Prime Minister Hun Sen on Wednesday blasted “extreme environmentalists” for opposing hydropower dam projects, stating that the country needs to make sacrifices for the privilege of electricity.

Speaking at the inauguration of the Stung Tatai Hydropower plant in Koh Kong province, Mr. Hun Sen told the audience that no development comes without “paying a cost.”

“[I] would like to explain that if we want to get more than 240-megawatt [power], we need to pay [the] cost on a number of issues such as the matter of flooding more than 2,000 hectares of forest here,” Mr. Hun Sen said, in reference to the dam, which the China National Heavy Machinery Corporation began building in 2010 at an estimated cost of $540 million.

The prime minister then took aim at environmental activists who oppose the development of hydropower projects across the country.

“There are a number of extreme environmentalists who always oppose the developments,” he said. “They oppose everything, so what if we made resin torches and delivered them to their homes and then cut off power from their houses because they just think of one side?”

Mr. Hun Sen asked rhetorically if the country would prefer to turn toward nuclear power, citing an offer he received from Russian Prime Minister Dmitry Medvedev during his recent trip to Cambodia to help build such a facility.

“If so, it’s pretty clear that there will be a big protest opposing it,” he said, noting that Thailand, Vietnam and Laos would also oppose it due to a potential nuclear explosion.
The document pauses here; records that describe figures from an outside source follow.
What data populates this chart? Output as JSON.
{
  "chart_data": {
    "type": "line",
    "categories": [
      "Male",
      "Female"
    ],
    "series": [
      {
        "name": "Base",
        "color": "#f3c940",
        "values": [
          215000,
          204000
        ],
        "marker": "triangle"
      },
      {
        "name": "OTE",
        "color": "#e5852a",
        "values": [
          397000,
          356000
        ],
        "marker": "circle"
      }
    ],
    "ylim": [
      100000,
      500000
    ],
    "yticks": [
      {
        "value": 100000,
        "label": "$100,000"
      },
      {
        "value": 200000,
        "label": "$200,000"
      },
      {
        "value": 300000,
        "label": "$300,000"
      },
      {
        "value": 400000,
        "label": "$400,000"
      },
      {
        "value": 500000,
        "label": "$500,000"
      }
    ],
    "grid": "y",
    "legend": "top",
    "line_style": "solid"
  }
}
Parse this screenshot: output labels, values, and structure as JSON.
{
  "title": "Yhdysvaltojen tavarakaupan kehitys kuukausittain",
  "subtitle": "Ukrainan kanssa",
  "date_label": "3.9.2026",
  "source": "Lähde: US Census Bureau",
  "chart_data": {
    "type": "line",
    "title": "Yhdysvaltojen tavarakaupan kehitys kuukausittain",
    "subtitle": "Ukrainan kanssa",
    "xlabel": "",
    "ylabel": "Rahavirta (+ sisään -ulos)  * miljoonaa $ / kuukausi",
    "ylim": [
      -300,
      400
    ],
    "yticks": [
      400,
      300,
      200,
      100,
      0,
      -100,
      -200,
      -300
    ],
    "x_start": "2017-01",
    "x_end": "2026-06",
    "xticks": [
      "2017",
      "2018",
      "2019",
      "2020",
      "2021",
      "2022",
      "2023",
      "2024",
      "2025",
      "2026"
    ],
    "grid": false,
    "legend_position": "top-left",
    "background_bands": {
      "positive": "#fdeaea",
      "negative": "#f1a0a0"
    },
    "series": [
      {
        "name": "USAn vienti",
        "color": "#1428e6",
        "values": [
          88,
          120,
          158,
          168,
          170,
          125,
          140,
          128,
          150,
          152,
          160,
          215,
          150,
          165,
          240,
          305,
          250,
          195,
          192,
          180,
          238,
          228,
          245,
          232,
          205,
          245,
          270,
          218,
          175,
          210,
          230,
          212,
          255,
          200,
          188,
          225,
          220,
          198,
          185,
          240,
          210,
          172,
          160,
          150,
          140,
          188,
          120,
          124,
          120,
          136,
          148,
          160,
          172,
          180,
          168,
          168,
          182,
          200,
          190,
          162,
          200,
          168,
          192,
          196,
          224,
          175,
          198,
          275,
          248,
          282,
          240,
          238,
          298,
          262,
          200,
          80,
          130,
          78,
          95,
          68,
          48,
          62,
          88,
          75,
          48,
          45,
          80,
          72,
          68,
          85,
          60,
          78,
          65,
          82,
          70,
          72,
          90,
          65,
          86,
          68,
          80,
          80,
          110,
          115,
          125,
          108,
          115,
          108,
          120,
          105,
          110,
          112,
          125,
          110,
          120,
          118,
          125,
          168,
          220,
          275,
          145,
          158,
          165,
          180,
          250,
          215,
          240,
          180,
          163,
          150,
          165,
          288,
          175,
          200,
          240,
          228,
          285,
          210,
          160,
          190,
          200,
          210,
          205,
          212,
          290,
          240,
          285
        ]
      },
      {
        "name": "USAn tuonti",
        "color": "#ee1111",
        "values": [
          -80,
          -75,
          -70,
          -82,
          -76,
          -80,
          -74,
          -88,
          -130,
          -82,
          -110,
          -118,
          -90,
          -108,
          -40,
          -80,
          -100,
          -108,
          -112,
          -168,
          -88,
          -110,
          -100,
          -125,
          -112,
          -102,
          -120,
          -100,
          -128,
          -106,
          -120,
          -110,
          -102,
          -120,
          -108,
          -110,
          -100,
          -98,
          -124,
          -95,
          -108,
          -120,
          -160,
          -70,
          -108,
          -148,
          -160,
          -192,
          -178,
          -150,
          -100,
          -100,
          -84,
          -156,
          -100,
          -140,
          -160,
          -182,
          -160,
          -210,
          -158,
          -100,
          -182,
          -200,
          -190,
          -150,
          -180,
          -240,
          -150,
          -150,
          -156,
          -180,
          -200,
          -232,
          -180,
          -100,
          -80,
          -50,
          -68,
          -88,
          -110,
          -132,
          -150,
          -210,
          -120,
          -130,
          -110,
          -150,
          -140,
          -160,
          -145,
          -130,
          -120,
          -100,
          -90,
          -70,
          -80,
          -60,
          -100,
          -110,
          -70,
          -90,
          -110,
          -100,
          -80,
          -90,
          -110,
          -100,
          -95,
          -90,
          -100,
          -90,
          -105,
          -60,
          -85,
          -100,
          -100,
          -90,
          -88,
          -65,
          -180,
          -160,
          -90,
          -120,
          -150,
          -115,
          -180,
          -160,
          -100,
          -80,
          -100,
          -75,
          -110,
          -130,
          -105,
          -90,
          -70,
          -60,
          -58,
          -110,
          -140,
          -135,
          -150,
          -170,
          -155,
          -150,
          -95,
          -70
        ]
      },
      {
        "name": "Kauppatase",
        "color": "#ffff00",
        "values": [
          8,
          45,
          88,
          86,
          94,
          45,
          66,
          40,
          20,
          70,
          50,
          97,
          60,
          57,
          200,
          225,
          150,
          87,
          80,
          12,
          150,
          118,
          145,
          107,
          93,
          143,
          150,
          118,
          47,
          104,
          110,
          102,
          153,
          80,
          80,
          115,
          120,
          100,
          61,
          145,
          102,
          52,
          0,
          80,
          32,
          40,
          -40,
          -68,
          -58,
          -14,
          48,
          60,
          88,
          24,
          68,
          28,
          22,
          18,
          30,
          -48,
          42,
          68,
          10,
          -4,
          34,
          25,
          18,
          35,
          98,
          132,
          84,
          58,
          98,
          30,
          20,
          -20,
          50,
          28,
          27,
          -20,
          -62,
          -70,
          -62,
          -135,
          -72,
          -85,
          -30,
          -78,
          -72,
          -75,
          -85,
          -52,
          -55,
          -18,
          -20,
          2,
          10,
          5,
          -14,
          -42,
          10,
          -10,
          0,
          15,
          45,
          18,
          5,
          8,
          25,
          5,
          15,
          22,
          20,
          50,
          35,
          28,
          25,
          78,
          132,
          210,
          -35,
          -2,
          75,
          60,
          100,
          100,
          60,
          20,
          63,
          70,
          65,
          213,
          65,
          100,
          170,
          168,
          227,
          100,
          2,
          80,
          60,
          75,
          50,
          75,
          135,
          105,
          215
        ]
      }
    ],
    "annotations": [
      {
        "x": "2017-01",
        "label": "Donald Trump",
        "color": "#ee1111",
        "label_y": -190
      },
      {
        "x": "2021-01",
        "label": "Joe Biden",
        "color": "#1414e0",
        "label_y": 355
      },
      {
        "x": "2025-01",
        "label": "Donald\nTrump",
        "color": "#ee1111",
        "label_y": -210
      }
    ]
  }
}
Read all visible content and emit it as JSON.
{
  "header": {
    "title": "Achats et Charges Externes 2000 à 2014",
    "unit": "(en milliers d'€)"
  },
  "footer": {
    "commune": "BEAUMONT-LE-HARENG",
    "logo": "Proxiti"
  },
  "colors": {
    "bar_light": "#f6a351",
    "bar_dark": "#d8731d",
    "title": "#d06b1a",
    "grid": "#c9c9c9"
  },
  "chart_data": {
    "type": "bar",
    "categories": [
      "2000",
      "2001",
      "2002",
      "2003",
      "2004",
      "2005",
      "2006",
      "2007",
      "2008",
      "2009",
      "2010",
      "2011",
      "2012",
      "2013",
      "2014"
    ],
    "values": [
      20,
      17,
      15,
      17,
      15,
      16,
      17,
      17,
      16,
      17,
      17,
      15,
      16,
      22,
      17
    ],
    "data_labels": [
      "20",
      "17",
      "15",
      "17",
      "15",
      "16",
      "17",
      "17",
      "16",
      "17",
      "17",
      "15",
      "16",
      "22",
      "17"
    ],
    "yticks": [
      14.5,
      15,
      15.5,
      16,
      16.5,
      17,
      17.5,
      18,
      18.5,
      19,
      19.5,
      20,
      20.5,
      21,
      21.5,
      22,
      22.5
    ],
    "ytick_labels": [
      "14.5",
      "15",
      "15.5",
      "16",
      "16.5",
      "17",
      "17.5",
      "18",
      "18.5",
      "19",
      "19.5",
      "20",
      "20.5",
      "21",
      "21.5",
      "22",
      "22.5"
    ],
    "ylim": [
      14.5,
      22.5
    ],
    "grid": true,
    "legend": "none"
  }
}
Alex Gonzalez-Davidson—the co-founder of environmental NGO Mother Nature, who was arrested and deported by authorities in February—said the disconnect between the government and environmentalists needs to be bridged “as soon as possible.”

“Environmentalists need and welcome electricity, especially if it has been produced at home rather than imported from abroad, but this energy must not come at the cost of destroying the environment, antagonizing the will of the people, or violating the country’s laws,” he said.